A eloquência que hoje tragicamente falta à maioria dos chefes de governo dos dois lados do Atlântico Norte (mas floresce nalguns extremistas de esquerda e de direita), é um dos mais importantes dons da tradição política ocidental e Obama têm-na a rodos - o que muito o ajudou a conquistar corações e a ganhar a eleição de 2008. Mas uma coisa são campanhas eleitorais, outra é o exercício do poder. Aí, Obama carrega às costas dois fardos pesadíssimos. O primeiro resulta da sua arrogante falta de gosto, do seu quase desprezo, pelo dia-a-dia da política, sem domínio do qual não é possível fazer obra legislativa nos Estados Unidos.
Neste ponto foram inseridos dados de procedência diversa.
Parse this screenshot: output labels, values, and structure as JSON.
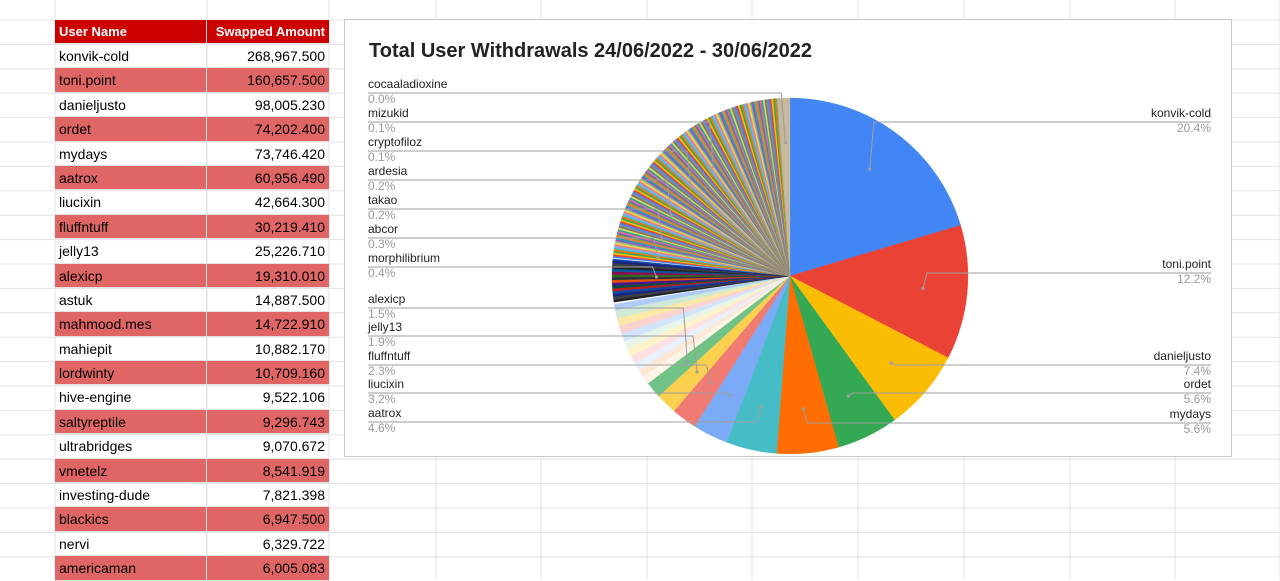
{
  "table": {
    "headers": [
      "User Name",
      "Swapped Amount"
    ],
    "rows": [
      [
        "konvik-cold",
        "268,967.500"
      ],
      [
        "toni.point",
        "160,657.500"
      ],
      [
        "danieljusto",
        "98,005.230"
      ],
      [
        "ordet",
        "74,202.400"
      ],
      [
        "mydays",
        "73,746.420"
      ],
      [
        "aatrox",
        "60,956.490"
      ],
      [
        "liucixin",
        "42,664.300"
      ],
      [
        "fluffntuff",
        "30,219.410"
      ],
      [
        "jelly13",
        "25,226.710"
      ],
      [
        "alexicp",
        "19,310.010"
      ],
      [
        "astuk",
        "14,887.500"
      ],
      [
        "mahmood.mes",
        "14,722.910"
      ],
      [
        "mahiepit",
        "10,882.170"
      ],
      [
        "lordwinty",
        "10,709.160"
      ],
      [
        "hive-engine",
        "9,522.106"
      ],
      [
        "saltyreptile",
        "9,296.743"
      ],
      [
        "ultrabridges",
        "9,070.672"
      ],
      [
        "vmetelz",
        "8,541.919"
      ],
      [
        "investing-dude",
        "7,821.398"
      ],
      [
        "blackics",
        "6,947.500"
      ],
      [
        "nervi",
        "6,329.722"
      ],
      [
        "americaman",
        "6,005.083"
      ]
    ],
    "colors": {
      "header": "#cc0000",
      "alt_row": "#e06666"
    }
  },
  "chart_data": {
    "type": "pie",
    "title": "Total User Withdrawals 24/06/2022 - 30/06/2022",
    "slices": [
      {
        "label": "konvik-cold",
        "value": 268967.5,
        "percent": "20.4%",
        "color": "#4285f4"
      },
      {
        "label": "toni.point",
        "value": 160657.5,
        "percent": "12.2%",
        "color": "#ea4335"
      },
      {
        "label": "danieljusto",
        "value": 98005.23,
        "percent": "7.4%",
        "color": "#fbbc04"
      },
      {
        "label": "ordet",
        "value": 74202.4,
        "percent": "5.6%",
        "color": "#34a853"
      },
      {
        "label": "mydays",
        "value": 73746.42,
        "percent": "5.6%",
        "color": "#ff6d01"
      },
      {
        "label": "aatrox",
        "value": 60956.49,
        "percent": "4.6%",
        "color": "#46bdc6"
      },
      {
        "label": "liucixin",
        "value": 42664.3,
        "percent": "3.2%",
        "color": "#7baaf7"
      },
      {
        "label": "fluffntuff",
        "value": 30219.41,
        "percent": "2.3%",
        "color": "#f07b72"
      },
      {
        "label": "jelly13",
        "value": 25226.71,
        "percent": "1.9%",
        "color": "#fcd04f"
      },
      {
        "label": "alexicp",
        "value": 19310.01,
        "percent": "1.5%",
        "color": "#71c287"
      },
      {
        "label": "morphilibrium",
        "percent": "0.4%"
      },
      {
        "label": "abcor",
        "percent": "0.3%"
      },
      {
        "label": "takao",
        "percent": "0.2%"
      },
      {
        "label": "ardesia",
        "percent": "0.2%"
      },
      {
        "label": "cryptofiloz",
        "percent": "0.1%"
      },
      {
        "label": "mizukid",
        "percent": "0.1%"
      },
      {
        "label": "cocaaladioxine",
        "percent": "0.0%"
      }
    ],
    "legend": "labels beside slices"
  }
}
Esse fastio levou-o por exemplo a delegar nos democratas do Congresso a defesa, palmo a palmo, do seu plano de saúde que, sem empurrão presidencial permanente, acabou por ser aprovado em versão muito empobrecida e à mercê do que o Supremo Tribunal sobre ele vier a decidir. O segundo vem da sua mania do consenso - ao qual parece atribuir virtude. Desperdiçou maioria inexpugnável no Senado (que entretanto perdeu) e boa vontade pública quando entrou na Casa Branca, ao querer constantemente encontrar plataformas de acordo com os republicanos – que, fosse como fosse, não estavam nem estão interessados em entenderem-se com ele – abrindo cada vez mais, em Washington, o fosso que queria fechar. Não deve conhecer o dito de Margaret Thatcher: "Se os Apóstolos tivessem saído à rua a pedir consenso a gente hoje nem sequer saberia que tinha havido cristianismo". Ou talvez conheça e ache a Senhora cínica.

Se ganhar a Mitt Romney – um grande "se" se a economia americana continuar a não melhorar e se, entre a Cila grega e a Caribdis alemã, a Europa chegar à bancarrota – talvez tenha aprendido e com Congresso mais de feição possa deixar obra à altura da sua visão retórica.

Se não é pena porque Obama é artista – faz uns discursos que são um enlevo, diria o meu chorado amigo Inácio Marcão. Para mando duradouro em política, porém, ser artista é condição necessária, mas não é condição suficiente.